CNIL, the French Data Protection Authority has imposed the highest fine for breach of European data protection law to date, relating to onboarding, transparency and consents on a digital platform.
In an action arising out of a complaint on behalf of 12,000 people, including Max Schrems of the 2015 action against Facebook, the CNIL found that:
- Google does not give users enough information about how they process personal data collected from its Android software.
- Google asked for a single ‘bundled’ consent from new users of such services rather than asking for specific consent to each processing activity (speech recognition, ads personalisation etc.).
As a result, Google was unlawfully processing data.
The fine is shy of the maximum under GDPR (a fine of 4% of worldwide turnover would have resulted in a much higher figure) but it is a significant increase from the pre-GDPR data privacy regime.
Where Google failed to comply
Lack of transparency – too many documents and screens
The regulator found that GDPR mandated information about privacy is “located across several documents, with buttons and links on which it is required to click to access complementary information”. According to the regulator, excessive action is needed “when a user wants to have a complete information on his or her data collected”. This is particularly significant because the nature of some of the processing being conducted, such as that for ad personalisation purposes and geo-tracking, is not clear to users.
Bundled consent is not specific nor unambiguous
The user is asked to tick the boxes “I agree to Google’s Terms of Service” and “I agree to the processing of my information as described above and further explained in the Privacy Policy” to create a Google account on Android. This means that consent is given to all processing described in the Privacy Policy, not to each processing activity individually. Consent is therefore not specific as required by GDPR.
While the regulator admitted that the user can modify their options to choose more specific consents, the process was still not unambiguous as required by GDPR. In particular, there is no “clear affirmative action”: the option to modify consent was hidden behind a “more options” button, and the consent to ad personalisation was pre-ticked.
Comment
The fine was announced on 21 January 2019, which means it is too early to understand fully the consequences, but privacy professionals will be keen to consider the early implications.
Fines are going up – are the gloves now off?
The claim was initially filed on the day GDPR came into effect, 25 May 2018. Many of the breaches, for example pre-ticked boxes, are well known “no-nos” under GDPR and relate to some of the more detailed points of implementing GDPR compliance in digital platforms: in theory Google should be able to fix them through iteration of its software. What’s odd is that the enforcement notice states that these breaches are still being observed so it is unclear whether Google is just late to the game or is taking a stance. In any event, this judgment signals an intent by the CNIL to regulate the detail of GDPR seriously and not to just focus on data breaches.

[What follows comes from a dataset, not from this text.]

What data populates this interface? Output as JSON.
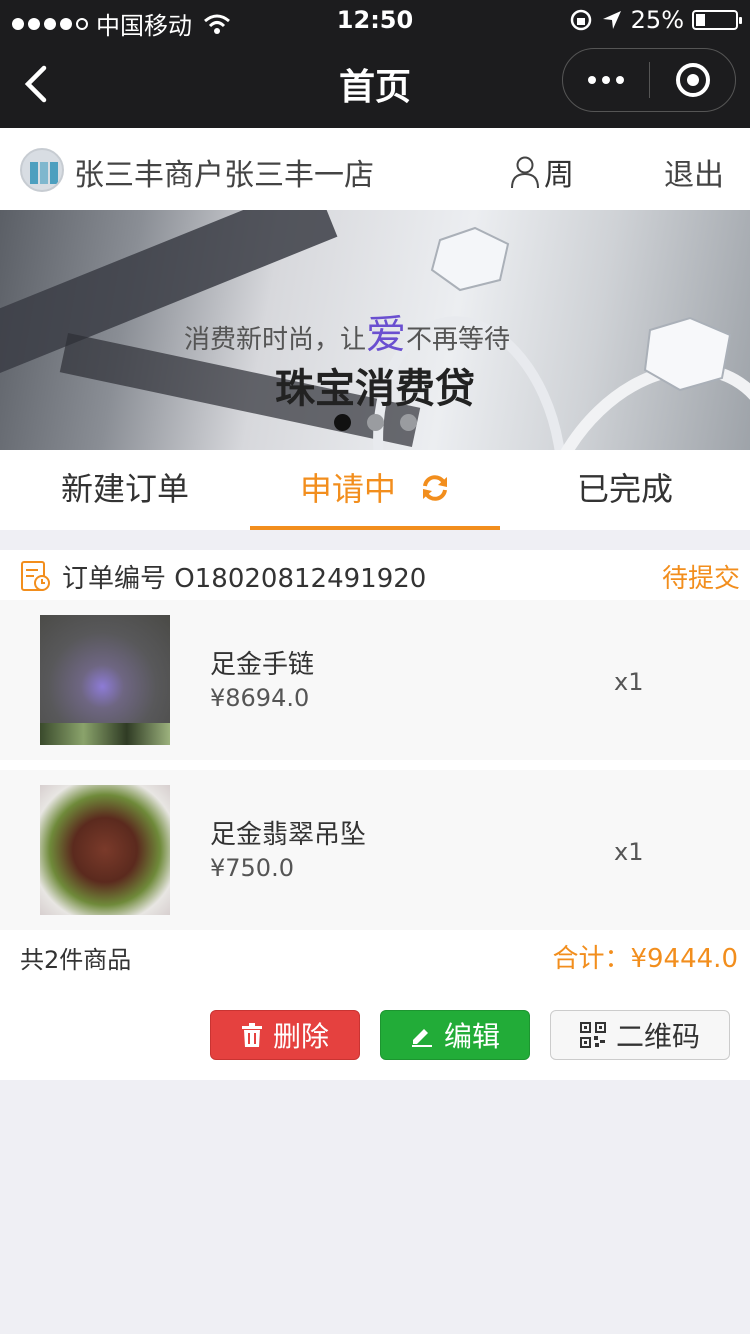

Will it give rise to class action lawsuits?
Some have predicted that GDPR may give rise to a claims industry against large scale data processors. This is a controversial prediction and privacy professionals will be watching this case to see what happens next. Notably, this case was instigated by consumer associations on behalf of over 12,000 people. It will be interesting to see whether those claimants also make personal financial claims (in the style of a “class action”) against Google off the back of this finding.
Will Google do better in Ireland?
Google’s services were provided by Google LLC, a US entity, and not its European subsidiary headquartered in Ireland. This means that the French regulator, as the authority which received the complaint, was able to take the lead in the investigation. As of 22 January 2019, Google will move the provision of services in Europe from the US to its Irish subsidiary. The investigation of future complaints about Google’s processing will be led by the Irish regulator. Pre-GDPR, the Irish regulator was sometimes seen as having a lighter touch. It’s also likely that Google wants to better geo-fence its services to avoid the extra-territorial effect of GDPR complicating their operations outside the EU. Will a more local, less Silicon Valley-centric, approach deliver a better reputation for data privacy compliance?